Automated increase in productivity through feedback of data from quality assurance in machining production

Key Info

Basic Information

Duration:
01.02.2019 to 31.01.2021
Organizational Unit:
Chair of Machine Tools, Machine Data Analytics and NC-Technology
Funding:
German Federation of Industrial Research Associations AiF
Status:
Closed

Research partner

  • Forschungsvereinigung Programmiersprachen für Fertigungseinrichtungen e. V. (FVP)

 

Today's market is characterized by smaller batch sizes and simultaneously increasing demands on component quality. As a result, resource-intensive work steps, such as the design and running-in of new manufacturing processes, are gaining in importance and are increasingly becoming competitive bottlenecks. Although simulation-based methods already exist for process-specific optimization, their use is often too costly and therefore uneconomical, especially for small and medium-sized enterprises - SMEs. In order to ensure compliance with quality requirements, processes are therefore usually designed conservatively with reduced cutting parameters, with the disadvantage that residual potentials regarding machine performance and component tolerances remain unused. Information about the process is essential in order to uncover optimization potentials. In addition to simulative generation, this information can also be obtained from quality measurement data. Although the latter are anyway part of the quality assurance process, the measurements are nowadays mostly only used to monitor the process, but not to optimize it. In other words, quality assurance feedback is usually only given if the required quality is not maintained, but not if tolerances and thus productivity remain untapped.

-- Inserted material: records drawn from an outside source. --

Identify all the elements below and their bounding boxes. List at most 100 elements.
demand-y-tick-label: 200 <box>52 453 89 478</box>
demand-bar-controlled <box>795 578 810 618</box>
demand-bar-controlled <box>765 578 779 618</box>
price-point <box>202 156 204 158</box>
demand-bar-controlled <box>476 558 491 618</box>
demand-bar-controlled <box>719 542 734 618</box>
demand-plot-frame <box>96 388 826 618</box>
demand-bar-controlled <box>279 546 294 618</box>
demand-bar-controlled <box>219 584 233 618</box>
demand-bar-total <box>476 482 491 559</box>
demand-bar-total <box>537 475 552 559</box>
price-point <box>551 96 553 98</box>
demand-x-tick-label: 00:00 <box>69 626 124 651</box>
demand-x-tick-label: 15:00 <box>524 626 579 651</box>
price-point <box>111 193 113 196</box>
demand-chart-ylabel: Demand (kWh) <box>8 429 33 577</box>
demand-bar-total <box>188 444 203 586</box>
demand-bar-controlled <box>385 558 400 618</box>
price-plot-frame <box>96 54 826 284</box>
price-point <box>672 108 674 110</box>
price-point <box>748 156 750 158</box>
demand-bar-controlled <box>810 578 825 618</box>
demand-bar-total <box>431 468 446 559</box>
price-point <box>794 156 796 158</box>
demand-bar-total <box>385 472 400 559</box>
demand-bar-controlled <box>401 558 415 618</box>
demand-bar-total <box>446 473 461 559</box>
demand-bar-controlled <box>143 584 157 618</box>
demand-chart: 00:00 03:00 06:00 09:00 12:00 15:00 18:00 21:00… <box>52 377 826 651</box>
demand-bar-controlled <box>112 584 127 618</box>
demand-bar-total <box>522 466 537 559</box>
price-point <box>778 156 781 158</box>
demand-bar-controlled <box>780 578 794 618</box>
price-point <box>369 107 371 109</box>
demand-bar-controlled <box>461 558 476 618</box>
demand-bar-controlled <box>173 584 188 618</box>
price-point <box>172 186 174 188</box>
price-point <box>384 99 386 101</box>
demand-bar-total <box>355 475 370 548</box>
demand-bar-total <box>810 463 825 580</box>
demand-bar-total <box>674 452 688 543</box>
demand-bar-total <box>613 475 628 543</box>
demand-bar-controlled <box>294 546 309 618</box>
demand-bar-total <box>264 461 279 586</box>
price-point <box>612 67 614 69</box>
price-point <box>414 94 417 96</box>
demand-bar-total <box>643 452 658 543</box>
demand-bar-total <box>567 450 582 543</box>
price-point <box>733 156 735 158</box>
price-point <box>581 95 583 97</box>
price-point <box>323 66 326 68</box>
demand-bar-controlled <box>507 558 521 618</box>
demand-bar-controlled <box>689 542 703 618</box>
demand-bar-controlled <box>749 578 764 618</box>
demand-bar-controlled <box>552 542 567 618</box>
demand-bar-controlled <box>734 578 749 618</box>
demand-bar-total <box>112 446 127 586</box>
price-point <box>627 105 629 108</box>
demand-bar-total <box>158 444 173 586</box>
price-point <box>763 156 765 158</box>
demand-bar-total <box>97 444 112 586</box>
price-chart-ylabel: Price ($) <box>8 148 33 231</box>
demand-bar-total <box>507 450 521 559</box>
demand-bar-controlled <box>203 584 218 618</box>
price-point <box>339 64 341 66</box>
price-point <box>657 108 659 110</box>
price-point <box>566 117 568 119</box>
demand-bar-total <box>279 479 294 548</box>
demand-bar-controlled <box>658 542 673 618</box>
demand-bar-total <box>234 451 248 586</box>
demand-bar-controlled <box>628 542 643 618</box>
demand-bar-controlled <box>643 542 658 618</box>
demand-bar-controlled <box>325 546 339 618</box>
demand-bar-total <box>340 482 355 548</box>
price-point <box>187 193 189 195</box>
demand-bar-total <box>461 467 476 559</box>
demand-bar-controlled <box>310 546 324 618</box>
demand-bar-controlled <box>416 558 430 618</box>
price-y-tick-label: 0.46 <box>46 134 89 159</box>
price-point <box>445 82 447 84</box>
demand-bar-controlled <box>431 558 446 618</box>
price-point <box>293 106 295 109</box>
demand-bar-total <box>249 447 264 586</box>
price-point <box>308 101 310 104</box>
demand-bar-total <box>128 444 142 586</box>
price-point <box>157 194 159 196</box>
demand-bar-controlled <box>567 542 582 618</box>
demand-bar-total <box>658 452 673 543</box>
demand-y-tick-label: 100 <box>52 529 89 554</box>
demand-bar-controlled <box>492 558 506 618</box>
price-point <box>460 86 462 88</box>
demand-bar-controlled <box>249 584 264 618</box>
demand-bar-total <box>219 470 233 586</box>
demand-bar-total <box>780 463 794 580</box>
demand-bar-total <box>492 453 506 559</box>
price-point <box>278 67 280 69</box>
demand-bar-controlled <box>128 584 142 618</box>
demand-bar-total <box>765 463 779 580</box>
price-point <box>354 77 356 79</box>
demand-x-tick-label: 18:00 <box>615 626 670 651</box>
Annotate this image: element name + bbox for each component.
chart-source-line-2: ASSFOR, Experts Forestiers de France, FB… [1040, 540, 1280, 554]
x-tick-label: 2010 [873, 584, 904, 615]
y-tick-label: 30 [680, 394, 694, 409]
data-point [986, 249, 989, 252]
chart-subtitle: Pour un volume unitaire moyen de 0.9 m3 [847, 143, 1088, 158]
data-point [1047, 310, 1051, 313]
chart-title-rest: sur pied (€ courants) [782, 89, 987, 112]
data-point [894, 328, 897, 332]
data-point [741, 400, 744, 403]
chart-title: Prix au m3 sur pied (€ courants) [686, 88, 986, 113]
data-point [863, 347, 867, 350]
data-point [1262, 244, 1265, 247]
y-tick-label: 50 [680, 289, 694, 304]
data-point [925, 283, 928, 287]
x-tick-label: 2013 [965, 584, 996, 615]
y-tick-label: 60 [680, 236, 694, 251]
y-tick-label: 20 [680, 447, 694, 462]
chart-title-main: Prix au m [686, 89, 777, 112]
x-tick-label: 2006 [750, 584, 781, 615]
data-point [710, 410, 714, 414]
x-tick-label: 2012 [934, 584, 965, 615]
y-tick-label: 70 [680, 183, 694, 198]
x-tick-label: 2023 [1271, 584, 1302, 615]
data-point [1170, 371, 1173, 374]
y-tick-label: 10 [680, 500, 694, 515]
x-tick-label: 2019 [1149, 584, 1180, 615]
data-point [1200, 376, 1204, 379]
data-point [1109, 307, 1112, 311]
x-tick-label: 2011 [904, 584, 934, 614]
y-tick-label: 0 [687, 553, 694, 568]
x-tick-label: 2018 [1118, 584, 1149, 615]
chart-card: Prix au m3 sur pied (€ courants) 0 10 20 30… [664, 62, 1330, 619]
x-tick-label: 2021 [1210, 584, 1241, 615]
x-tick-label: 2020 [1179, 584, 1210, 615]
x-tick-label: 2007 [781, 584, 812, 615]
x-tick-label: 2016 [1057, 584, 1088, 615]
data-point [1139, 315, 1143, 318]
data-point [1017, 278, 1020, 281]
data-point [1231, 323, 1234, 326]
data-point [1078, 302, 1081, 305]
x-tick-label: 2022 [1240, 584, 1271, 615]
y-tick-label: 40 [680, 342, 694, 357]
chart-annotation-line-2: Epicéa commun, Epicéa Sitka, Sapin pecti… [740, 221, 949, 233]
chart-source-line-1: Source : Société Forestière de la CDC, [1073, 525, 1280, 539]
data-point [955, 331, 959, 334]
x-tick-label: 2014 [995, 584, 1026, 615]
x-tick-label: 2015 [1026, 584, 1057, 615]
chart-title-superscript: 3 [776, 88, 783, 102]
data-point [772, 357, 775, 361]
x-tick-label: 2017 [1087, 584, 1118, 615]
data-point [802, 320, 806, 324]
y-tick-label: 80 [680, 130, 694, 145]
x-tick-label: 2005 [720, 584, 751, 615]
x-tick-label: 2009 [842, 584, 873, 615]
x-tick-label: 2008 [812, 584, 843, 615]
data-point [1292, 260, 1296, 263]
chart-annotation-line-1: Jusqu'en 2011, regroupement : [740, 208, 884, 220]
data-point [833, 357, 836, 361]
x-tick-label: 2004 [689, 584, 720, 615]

By using quality measurement data, the process information required for productivity optimization can be generated without additional measurement effort. If the evaluation of the quality data and the optimization of the process were to be automated as far as possible, this would create an attractive tool for process optimization in small batches, especially for SMEs. The AutoPRO research project presented here addresses precisely this vision. The AutoPRO approach provides for an automated iterative optimization of production parameters and/or path paths by actively returning the results from quality assurance in order to increase the productivity of production processes. The path information of the machine tools is to be linked in a software with the quality requirements from the construction and the quality measurement data. Subsequently, this software automatically evaluates the individual data sources and creates a concrete recommendation for the user regarding the production parameters and/or corresponding path adjustments.

The optimization is iterative. The first step is conservative planning, which is then optimized step-by-step over several components. By setting up an intelligent optimization algorithm, an explicit understanding of cause-effect relationships is to be achieved that will enable continuous improvement of the manufacturing processes in the future.